04 Mar 2022
With school closures and a disruption of education during the Covid-19 pandemic, children across India suffered a loss of learning. However, children from the most marginalised groups faced a disproportionate impact. Long periods of school closure push children from deprived sections into labour, sexual and labour trafficking, early marriages and long-term drop outs from school (Dove et al.,2020; Denney et al., 2015; UNDP, 2015; Selverbik, 2020; Santos & Novelli, 2017). Studies conducted in India, over the past two years of the pandemic have also indicated the same. In fact, an early estimate of UNESCO in the year 2020 suggested that about 140 million students in primary and 130 million students in secondary have been affected by the multiple lockdowns in India. It is against this background that this paper seeks to understand the impact of the pandemic on a group of more than 700 children studying in 9 government schools from two districts of Bihar – Muzaffarpur and Patna over a period of 1.5 years of the pandemic.
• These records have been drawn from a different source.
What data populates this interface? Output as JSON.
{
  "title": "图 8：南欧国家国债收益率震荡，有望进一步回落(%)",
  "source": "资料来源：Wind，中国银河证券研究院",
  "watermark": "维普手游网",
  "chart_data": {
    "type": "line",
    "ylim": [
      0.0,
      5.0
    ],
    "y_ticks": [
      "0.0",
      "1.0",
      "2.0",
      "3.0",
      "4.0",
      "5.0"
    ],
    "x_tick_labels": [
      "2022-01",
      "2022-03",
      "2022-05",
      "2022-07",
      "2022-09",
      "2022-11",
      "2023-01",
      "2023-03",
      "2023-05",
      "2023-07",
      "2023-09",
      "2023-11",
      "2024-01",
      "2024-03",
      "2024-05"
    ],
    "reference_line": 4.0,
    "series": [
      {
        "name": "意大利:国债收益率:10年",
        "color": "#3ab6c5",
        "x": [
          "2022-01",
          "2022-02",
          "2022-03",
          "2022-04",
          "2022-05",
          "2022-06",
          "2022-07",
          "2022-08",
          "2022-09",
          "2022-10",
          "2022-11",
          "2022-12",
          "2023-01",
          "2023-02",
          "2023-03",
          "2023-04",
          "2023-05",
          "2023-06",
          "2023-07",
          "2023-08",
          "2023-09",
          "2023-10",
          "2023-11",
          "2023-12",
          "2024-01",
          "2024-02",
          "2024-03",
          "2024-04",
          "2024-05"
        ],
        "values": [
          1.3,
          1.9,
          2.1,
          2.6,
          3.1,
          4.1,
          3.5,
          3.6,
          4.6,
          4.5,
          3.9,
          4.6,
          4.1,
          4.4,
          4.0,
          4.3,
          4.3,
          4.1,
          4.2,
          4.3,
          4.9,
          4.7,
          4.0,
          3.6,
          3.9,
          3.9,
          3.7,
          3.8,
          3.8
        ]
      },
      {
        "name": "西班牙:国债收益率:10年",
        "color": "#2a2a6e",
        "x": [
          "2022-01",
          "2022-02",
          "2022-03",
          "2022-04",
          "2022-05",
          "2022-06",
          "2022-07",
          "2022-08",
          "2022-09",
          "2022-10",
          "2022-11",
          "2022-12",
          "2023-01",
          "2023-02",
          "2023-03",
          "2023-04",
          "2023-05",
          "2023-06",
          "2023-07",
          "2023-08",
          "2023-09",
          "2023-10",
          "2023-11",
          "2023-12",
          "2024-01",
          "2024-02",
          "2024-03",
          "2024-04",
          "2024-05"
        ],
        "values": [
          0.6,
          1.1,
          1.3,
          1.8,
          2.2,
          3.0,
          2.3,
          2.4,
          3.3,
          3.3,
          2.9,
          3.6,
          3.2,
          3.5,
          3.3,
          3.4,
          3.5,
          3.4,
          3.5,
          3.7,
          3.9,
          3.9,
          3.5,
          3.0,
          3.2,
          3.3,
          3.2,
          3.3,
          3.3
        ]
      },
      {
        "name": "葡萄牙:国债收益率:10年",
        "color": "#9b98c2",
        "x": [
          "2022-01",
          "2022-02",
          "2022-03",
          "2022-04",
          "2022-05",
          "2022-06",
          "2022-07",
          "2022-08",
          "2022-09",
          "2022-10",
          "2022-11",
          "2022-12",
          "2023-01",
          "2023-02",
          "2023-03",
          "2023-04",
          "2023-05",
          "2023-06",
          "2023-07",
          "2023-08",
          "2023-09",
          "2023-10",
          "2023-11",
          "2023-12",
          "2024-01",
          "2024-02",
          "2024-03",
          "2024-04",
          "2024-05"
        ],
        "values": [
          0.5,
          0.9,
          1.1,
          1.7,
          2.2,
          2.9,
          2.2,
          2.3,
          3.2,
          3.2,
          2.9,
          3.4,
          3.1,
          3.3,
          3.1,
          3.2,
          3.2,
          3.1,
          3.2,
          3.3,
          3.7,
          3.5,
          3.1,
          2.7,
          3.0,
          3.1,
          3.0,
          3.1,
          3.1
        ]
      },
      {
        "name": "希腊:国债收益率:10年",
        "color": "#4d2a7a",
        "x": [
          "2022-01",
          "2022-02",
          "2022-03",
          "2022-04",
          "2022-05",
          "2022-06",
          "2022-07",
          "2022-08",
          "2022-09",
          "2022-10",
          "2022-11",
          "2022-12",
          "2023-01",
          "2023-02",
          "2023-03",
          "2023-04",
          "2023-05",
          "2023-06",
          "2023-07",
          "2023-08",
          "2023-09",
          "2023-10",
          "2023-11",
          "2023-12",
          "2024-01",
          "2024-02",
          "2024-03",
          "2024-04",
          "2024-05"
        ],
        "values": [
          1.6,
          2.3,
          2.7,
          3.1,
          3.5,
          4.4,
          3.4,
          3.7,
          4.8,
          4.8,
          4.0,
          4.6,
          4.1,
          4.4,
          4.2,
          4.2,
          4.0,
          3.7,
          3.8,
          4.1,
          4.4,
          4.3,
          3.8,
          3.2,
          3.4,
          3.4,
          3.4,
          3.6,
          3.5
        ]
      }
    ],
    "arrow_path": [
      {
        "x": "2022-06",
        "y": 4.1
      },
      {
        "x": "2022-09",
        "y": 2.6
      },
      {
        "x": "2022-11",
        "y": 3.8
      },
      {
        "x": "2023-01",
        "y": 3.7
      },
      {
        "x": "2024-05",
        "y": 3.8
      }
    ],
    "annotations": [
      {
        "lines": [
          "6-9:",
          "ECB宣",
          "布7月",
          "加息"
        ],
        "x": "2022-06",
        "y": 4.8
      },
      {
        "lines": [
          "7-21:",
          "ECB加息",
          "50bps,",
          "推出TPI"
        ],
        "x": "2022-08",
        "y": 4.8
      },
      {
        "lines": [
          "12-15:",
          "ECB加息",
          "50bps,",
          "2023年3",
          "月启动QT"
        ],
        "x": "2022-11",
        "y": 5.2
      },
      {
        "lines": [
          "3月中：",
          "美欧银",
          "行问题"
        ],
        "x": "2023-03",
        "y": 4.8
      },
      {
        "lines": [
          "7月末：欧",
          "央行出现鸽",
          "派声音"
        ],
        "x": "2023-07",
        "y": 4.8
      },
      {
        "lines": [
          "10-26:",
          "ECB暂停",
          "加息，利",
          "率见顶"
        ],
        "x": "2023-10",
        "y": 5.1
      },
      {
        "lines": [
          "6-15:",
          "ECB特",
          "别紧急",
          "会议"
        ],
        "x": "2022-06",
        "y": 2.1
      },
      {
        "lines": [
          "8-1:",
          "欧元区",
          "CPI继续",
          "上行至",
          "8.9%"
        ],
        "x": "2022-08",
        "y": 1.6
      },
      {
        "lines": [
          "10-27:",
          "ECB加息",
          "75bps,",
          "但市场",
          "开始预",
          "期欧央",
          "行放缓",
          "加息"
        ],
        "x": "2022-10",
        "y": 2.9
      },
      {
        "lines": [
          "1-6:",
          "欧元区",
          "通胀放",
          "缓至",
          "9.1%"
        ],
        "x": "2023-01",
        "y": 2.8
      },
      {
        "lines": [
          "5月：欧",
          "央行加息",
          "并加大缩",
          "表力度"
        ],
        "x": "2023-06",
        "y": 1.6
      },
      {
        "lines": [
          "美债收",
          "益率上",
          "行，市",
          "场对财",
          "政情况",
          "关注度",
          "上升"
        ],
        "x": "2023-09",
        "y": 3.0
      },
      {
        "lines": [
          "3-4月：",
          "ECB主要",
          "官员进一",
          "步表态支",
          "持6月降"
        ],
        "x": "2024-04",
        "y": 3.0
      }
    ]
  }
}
The paper details the findings from three rounds of a survey conducted with children and other stakeholders via telephonic and mixed methods interviews. It illuminates some of the major trends such as the limited access to mobile phones for children from marginalised backgrounds, economic distress that was exacerbated by the pandemic, and the constraints on girls’ freedom such as a disproportionate amount of care work. The paper extrapolates the survey’s findings to make three critical conclusions: (1) the educational situation is different for children who are marginalised – they face a historical and infrastructural deprivation along with a social one, (2) this influences both girls and boys, but girls bear a brunt only because they are girls – boys have the ‘option’ of juggling, but girls are given no choices, and (3) thr pandemic showcases what was already wrong with the system which cannot be addressed merely by technological intervention. It calls for systemic strengthening of social protection measures and building long-term resilience.
Ghatak, N., Yaraseeme, A.S., Menon, N., and Jha,J. (2022). “The Effect of the Covid-19 Pandemic and Economic Distress on Education: A View from the Margins”. Centre for Budget and Policy Studies: Bengaluru, India.